We also know that maintaining biological and cultural ties -- concepts fundamental to the development of ICWA -- can be critical to a child's positive emotional development and sense of self. We have seen adoptions disrupt when children feel disconnected to their past, and older youth hurting because there is so much they do not know or understand about their biological parents. In all kinds of cases, whether they involve American Indian children or not, we have found extended family members, particularly on the father's side, who would have been willing and able to provide a safe home for a child, but who were never contacted or considered.

The law discussed in court yesterday is more than a collection of esoteric legal procedures. Those processes represent the kind of human understanding that must underpin any court's decision making about the well being of children. Justice Kennedy yesterday expressed a deep understanding of the difficult decision judges have to make when they decide where children will live. Juvenile and family court judges make some of the most important decisions of any court in the land. Human understanding is important to those decisions.

Outside the courtroom, I talked with several tribal members about the case. The overwhelming feeling was that "the true story is not being told." This was not so much about the particular decision the court will make in the case sometime this June. It was about the important history of the legislation, the way it was designed to overcome a terrible history of removal of Native American children from their homes and their heritage. American Indian tribes have inherent powers to govern their members because they were independent nations before Europeans arrived. Yet I was surprised that sovereignty only came up twice in the oral argument.

Take the time to look beyond the emotions of yesterday's case.
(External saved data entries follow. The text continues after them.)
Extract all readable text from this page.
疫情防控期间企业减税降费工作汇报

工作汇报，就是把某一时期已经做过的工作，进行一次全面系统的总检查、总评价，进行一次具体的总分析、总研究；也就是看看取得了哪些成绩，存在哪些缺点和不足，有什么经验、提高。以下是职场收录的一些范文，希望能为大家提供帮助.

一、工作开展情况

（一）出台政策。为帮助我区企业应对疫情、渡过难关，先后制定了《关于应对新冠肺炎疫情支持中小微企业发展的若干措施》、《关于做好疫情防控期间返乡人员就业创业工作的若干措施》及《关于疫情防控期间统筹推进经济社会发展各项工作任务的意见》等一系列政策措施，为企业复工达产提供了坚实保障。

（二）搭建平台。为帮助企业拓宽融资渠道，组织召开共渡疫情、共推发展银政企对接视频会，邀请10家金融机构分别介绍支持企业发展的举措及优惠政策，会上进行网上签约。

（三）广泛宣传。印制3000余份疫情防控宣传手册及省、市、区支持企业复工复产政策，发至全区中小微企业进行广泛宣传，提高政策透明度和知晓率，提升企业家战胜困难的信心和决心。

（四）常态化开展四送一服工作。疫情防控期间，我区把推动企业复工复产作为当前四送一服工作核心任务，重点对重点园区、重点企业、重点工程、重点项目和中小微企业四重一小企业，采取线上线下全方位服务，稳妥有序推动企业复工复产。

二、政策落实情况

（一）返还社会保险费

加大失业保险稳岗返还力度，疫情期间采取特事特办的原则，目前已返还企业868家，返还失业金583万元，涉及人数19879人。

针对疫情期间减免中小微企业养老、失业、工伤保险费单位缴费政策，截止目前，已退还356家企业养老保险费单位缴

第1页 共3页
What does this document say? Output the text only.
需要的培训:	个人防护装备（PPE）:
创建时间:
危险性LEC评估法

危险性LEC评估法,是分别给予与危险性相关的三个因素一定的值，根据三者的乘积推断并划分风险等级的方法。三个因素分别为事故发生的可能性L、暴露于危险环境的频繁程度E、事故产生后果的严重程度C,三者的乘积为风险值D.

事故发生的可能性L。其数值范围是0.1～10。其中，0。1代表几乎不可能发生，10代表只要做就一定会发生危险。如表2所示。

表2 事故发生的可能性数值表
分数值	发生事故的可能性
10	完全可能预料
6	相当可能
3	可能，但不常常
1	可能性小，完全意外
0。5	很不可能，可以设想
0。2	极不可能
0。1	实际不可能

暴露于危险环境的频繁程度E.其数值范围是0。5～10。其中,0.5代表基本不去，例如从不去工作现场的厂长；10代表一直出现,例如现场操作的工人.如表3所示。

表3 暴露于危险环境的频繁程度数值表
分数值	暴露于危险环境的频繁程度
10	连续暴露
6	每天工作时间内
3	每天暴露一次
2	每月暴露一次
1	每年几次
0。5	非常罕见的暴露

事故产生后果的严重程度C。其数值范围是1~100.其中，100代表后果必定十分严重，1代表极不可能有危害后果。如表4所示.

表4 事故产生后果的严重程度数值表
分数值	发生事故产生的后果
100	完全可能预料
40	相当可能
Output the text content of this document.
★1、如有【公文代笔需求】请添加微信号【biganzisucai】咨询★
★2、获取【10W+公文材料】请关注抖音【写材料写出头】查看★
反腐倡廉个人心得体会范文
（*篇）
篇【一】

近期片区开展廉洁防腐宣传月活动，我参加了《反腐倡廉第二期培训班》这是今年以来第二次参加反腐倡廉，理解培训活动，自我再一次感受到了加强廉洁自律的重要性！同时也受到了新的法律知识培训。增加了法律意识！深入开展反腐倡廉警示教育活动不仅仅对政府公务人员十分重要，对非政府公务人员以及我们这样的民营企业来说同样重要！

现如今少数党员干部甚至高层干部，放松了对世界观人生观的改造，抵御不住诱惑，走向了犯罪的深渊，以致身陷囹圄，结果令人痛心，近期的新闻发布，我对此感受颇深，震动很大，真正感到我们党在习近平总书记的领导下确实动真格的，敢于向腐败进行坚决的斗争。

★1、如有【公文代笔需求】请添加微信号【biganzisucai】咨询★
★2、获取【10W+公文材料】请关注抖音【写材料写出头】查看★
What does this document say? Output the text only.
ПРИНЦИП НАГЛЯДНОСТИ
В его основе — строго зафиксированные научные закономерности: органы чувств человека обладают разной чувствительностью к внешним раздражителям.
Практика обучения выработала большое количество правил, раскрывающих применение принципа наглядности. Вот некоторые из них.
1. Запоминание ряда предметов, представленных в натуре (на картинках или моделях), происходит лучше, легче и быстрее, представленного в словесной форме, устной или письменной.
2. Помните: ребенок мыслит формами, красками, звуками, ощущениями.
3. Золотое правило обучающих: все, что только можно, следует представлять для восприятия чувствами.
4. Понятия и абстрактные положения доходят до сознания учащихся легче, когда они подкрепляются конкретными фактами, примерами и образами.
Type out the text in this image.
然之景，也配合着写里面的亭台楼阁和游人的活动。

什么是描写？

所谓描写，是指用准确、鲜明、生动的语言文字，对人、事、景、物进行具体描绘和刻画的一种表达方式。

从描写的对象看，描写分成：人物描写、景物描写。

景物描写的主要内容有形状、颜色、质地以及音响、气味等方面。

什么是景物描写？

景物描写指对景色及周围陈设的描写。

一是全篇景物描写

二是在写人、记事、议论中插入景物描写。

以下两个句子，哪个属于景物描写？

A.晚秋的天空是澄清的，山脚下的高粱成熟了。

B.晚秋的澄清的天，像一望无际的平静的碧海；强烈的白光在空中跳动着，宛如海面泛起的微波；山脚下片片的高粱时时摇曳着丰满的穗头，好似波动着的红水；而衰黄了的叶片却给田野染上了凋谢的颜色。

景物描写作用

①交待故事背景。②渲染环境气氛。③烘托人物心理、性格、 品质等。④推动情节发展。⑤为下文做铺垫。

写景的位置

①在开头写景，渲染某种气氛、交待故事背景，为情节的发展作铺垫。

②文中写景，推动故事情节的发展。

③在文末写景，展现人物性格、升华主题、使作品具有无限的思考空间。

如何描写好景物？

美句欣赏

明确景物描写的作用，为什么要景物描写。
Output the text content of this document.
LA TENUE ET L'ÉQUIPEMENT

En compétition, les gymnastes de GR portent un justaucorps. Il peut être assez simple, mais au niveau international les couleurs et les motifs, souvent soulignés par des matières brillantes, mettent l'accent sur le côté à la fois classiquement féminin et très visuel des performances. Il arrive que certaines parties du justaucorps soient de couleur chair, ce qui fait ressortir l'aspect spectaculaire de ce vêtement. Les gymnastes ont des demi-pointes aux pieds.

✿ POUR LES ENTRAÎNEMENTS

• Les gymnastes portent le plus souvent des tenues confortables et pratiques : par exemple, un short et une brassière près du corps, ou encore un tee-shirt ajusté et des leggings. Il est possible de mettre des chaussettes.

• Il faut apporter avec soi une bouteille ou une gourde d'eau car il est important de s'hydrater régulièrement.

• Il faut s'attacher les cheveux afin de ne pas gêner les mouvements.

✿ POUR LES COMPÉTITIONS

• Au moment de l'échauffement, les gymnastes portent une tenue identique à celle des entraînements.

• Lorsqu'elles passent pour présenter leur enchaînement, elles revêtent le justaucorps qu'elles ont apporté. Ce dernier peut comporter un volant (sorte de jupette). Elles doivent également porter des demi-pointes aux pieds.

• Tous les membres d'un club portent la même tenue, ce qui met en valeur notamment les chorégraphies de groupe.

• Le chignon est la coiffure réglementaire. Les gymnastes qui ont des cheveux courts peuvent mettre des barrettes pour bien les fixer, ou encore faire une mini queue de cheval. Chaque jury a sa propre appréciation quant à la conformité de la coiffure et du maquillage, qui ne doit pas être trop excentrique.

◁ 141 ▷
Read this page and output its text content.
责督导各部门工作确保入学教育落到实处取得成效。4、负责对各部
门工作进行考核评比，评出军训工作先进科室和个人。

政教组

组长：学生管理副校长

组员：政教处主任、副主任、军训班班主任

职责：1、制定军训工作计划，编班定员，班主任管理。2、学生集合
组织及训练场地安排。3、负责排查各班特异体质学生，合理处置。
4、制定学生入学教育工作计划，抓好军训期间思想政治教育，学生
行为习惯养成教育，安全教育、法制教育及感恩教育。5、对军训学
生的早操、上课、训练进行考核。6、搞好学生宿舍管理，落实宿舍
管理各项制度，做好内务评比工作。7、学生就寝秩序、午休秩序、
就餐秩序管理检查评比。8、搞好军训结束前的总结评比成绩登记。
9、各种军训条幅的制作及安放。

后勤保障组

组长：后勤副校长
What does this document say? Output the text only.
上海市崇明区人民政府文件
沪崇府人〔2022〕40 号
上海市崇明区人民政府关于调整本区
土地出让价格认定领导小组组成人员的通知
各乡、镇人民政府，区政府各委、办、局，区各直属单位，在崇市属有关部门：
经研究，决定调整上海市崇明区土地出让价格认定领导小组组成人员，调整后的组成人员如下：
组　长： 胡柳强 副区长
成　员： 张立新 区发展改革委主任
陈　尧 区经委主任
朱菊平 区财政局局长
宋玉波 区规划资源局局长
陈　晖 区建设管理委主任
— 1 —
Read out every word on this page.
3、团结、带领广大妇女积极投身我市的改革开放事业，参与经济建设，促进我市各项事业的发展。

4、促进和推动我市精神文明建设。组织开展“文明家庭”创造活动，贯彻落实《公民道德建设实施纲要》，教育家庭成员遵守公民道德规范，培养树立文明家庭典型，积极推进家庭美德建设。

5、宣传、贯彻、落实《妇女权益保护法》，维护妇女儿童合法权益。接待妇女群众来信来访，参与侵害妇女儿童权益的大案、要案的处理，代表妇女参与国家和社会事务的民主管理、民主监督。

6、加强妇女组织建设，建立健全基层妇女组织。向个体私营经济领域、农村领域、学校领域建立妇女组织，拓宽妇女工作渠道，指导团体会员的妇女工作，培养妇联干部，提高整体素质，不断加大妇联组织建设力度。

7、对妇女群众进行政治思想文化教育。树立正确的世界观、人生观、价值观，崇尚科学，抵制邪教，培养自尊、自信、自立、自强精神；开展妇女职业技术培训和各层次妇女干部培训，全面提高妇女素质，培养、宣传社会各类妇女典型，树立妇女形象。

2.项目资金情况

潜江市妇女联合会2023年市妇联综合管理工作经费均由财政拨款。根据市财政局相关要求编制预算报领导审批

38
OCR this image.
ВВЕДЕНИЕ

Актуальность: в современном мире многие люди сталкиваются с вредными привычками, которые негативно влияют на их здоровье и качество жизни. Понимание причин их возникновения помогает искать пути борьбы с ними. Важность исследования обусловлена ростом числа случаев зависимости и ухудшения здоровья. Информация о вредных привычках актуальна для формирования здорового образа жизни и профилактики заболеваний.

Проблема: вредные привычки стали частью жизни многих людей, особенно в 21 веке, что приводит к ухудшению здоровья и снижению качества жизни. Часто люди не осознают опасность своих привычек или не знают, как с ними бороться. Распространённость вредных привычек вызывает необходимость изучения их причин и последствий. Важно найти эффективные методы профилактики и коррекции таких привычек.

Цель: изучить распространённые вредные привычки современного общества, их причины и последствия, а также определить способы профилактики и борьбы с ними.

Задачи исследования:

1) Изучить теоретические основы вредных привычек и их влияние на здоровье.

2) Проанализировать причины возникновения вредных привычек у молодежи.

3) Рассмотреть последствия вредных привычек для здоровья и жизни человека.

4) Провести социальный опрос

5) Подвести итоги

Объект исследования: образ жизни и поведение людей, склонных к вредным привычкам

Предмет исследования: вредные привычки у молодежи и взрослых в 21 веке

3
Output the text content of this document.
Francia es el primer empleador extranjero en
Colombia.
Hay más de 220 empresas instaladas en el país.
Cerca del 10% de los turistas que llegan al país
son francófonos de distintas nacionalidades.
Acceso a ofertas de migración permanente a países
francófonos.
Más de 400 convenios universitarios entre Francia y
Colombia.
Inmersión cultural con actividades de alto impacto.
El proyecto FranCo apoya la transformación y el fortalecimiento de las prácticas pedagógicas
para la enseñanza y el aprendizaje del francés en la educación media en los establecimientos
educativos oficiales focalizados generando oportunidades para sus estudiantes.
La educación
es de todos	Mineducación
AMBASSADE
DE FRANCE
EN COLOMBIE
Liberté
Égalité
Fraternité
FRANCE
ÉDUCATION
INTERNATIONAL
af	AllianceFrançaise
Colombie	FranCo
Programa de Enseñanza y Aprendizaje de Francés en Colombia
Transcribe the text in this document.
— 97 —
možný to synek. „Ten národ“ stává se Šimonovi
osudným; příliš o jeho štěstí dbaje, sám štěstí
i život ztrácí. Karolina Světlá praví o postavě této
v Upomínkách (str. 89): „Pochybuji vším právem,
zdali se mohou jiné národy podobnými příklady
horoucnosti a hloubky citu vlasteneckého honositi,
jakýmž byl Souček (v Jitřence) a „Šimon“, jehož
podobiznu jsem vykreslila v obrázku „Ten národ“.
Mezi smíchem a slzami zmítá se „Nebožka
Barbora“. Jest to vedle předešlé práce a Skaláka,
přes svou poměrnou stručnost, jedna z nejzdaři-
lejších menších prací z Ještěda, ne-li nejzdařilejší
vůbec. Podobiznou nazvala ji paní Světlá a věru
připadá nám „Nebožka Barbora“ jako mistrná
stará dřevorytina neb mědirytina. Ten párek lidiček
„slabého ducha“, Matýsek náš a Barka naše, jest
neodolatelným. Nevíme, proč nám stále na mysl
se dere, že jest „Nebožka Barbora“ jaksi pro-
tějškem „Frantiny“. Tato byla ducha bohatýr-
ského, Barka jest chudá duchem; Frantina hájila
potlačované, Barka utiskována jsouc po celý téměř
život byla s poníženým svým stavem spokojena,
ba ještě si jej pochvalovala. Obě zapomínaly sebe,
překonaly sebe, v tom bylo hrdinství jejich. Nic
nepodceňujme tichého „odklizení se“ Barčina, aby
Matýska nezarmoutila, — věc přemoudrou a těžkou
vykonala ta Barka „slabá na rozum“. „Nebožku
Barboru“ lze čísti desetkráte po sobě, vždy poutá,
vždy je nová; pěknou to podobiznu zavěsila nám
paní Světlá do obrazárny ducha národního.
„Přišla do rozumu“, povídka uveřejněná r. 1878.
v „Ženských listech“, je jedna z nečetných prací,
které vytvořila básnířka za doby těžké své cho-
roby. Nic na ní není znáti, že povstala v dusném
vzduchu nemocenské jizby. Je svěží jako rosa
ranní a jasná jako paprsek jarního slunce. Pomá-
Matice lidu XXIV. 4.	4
To find out more about the history of behind the legislation, you can find resources from organizations like the National Indian Child Welfare Association, or go to the Tribal Court Clearinghouse.

Justice Breyer yesterday mused about the need for judges like King Solomon to decide these cases. The point should be to avoid the need for the Solomonic judgment. That requires greater understanding by the public and professionals of the law, its historical underpinnings, and best practices in all court processes that relate to the placement of children. It is in every child's best interests that these processes work well from the very beginning, so that no child is ever again caught between good adoptive parents and a good biological parent.